Memory leak in rails apps using Puppeteer.connect(browser_ws_endpoint: '...') do |browser| .. end
Step To Reproduce / Observed behavior
Using puppeteer in a Rails 7.2.1 application with external browserless Chrome container connection with Puppeteer.connect(..) do |browser| .. end. Memory usage slowly creeps up. When built into a Docker image, any hard limit will eventually be hit despite the ruby VM trying to garbage collect. I am "ensure"ing a browser.close and browser.disconnect within the block. Here's the exact block...
Puppeteer.connect(browser_ws_endpoint: ENV['WEBSOCKET_CHROME_URL']) do |browser|
Rails.logger.debug "Attempting to capture screenshot of: + #{uri}"
begin
page = browser.new_page
page.viewport = Puppeteer::Viewport.new(width: 1280, height: 1280)
page.goto(uri.to_s, timeout: 5000) # , wait_until: 'domcontentloaded')
self.http_screenshot = page.screenshot
rescue StandardError => e
# Errors can be thrown due to a number of things: DNS, timeout, etc.
Rails.logger.debug 'Failed to capture screenshot.'
Rails.logger.debug e
ensure
Rails.logger.debug 'Closing browser.'
browser.close
browser.disconnect
end
end
Expected behavior
Memory to remain fairly stable.
Environment
macOS with rvm
Paste the output of ruby --version
ruby 3.3.5 (2024-09-03 revision ef084cc8f4) [arm64-darwin23]
Also note that the method running this is within an ActiveRecord model class. I don't think that should matter.. unless it does. :)

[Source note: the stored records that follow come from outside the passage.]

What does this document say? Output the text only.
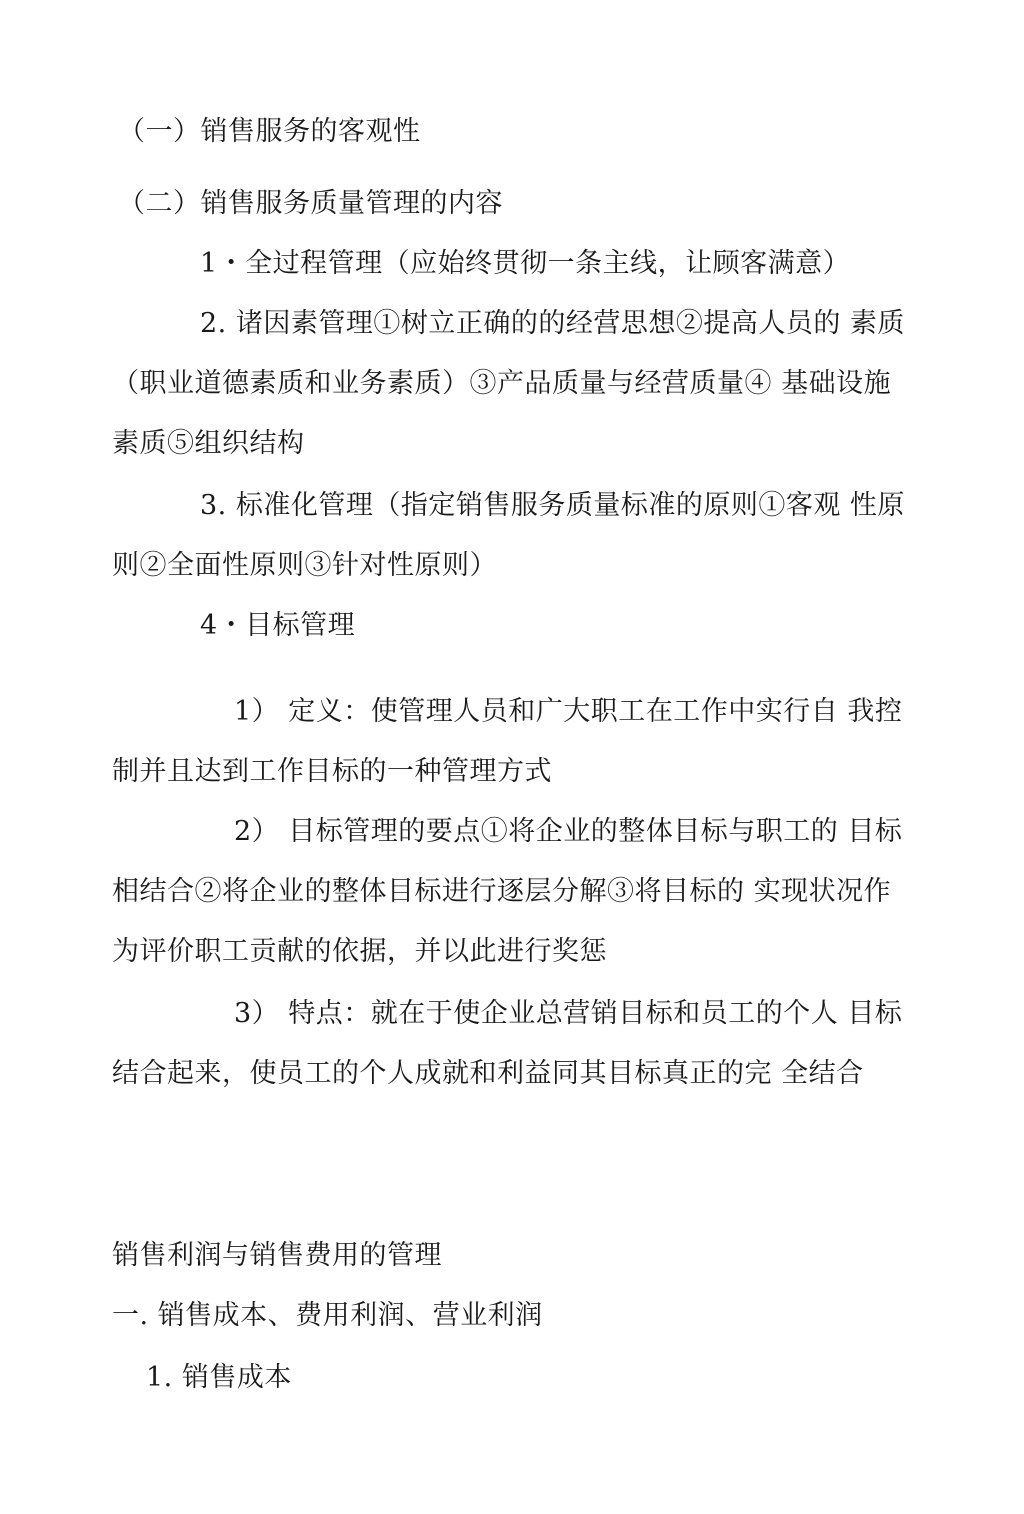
（一）销售服务的客观性

（二）销售服务质量管理的内容

1・全过程管理（应始终贯彻一条主线，让顾客满意）

2. 诸因素管理①树立正确的的经营思想②提高人员的 素质

（职业道德素质和业务素质）③产品质量与经营质量④ 基础设施

素质⑤组织结构

3. 标准化管理（指定销售服务质量标准的原则①客观 性原

则②全面性原则③针对性原则）

4・目标管理

1） 定义：使管理人员和广大职工在工作中实行自 我控

制并且达到工作目标的一种管理方式

2） 目标管理的要点①将企业的整体目标与职工的 目标

相结合②将企业的整体目标进行逐层分解③将目标的 实现状况作

为评价职工贡献的依据，并以此进行奖惩

3） 特点：就在于使企业总营销目标和员工的个人 目标

结合起来，使员工的个人成就和利益同其目标真正的完 全结合

销售利润与销售费用的管理

一. 销售成本、费用利润、营业利润

1. 销售成本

This issue has been automatically marked as stale because it has not had recent activity. It will be closed if no further activity occurs. Thank you for your contributions.
This is still an big issue.
I have the same issue with a very similar setup except using Puppeteer.launch
Puppeteer.launch(headless: headless, args: args) do |browser|
page = browser.pages.first || browser.new_page
# Puppeteer logic
rescue => e
# timeout issues, etc.
ensure
browser.pages.each { |pg| pg.close unless pg.closed? }
# Other cleanup handled by the Puppeteer.launch ensure block
end
I'm using ruby 3.3.5 (2024-09-03 revision ef084cc8f4) [aarch64-linux]
This issue has been automatically marked as stale because it has not had recent activity. It will be closed if no further activity occurs. Thank you for your contributions.
I'm having the same issue
I was able to work around this issue by using a child process (not ideal but it works). I run my puppeteer code in a delayed job process that runs inside a docker container. This approach will put the memory leaking issue into an isolated process so it can be properly cleaned up when it finishes.
def using_puppeteer(headless: true, args: DEFAULT_PUPPET_ARGS)
file = Tempfile.new(SecureRandom.hex(10).to_s, Rails.root.join('tmp'))
pid = Process.fork do
Puppeteer.launch(headless: headless, args: args) do |browser|
page = browser.pages.first || browser.new_page
# Do whatever you need with puppeteer using a block
puppet_result = yield(browser, page)
file.write(puppet_result.to_json) if puppet_result.present? && puppet_result.respond_to?(:to_json)
rescue => e
# Do whatever on exception
# Store exception so it can be given to the worker process
file.write("Exception: #{e.message}")
ensure
file.flush
# Do any cleanup operations on the page
browser.close
file.close unless file.closed?
exit(0)
end
end
Process.wait(pid)
# Use the tempfile in the main process to handle whatever was returned by the puppeteer process
file.rewind
# Get whatever the puppet process returned, if anything
result_from_puppet = file.read
return if result_from_puppet.blank?
raise(result_from_puppet.split('Exception: ').last) if result_from_puppet.include?('Exception: ')
JSON.parse(result_from_puppet)
end
Then it can be used like
using_puppeteer(headless: headless) do |_browser, page|
# Do whatever you need with puppeteer. Memory will be cleaned up after use
end
This issue has been automatically marked as stale because it has not had recent activity. It will be closed if no further activity occurs. Thank you for your contributions.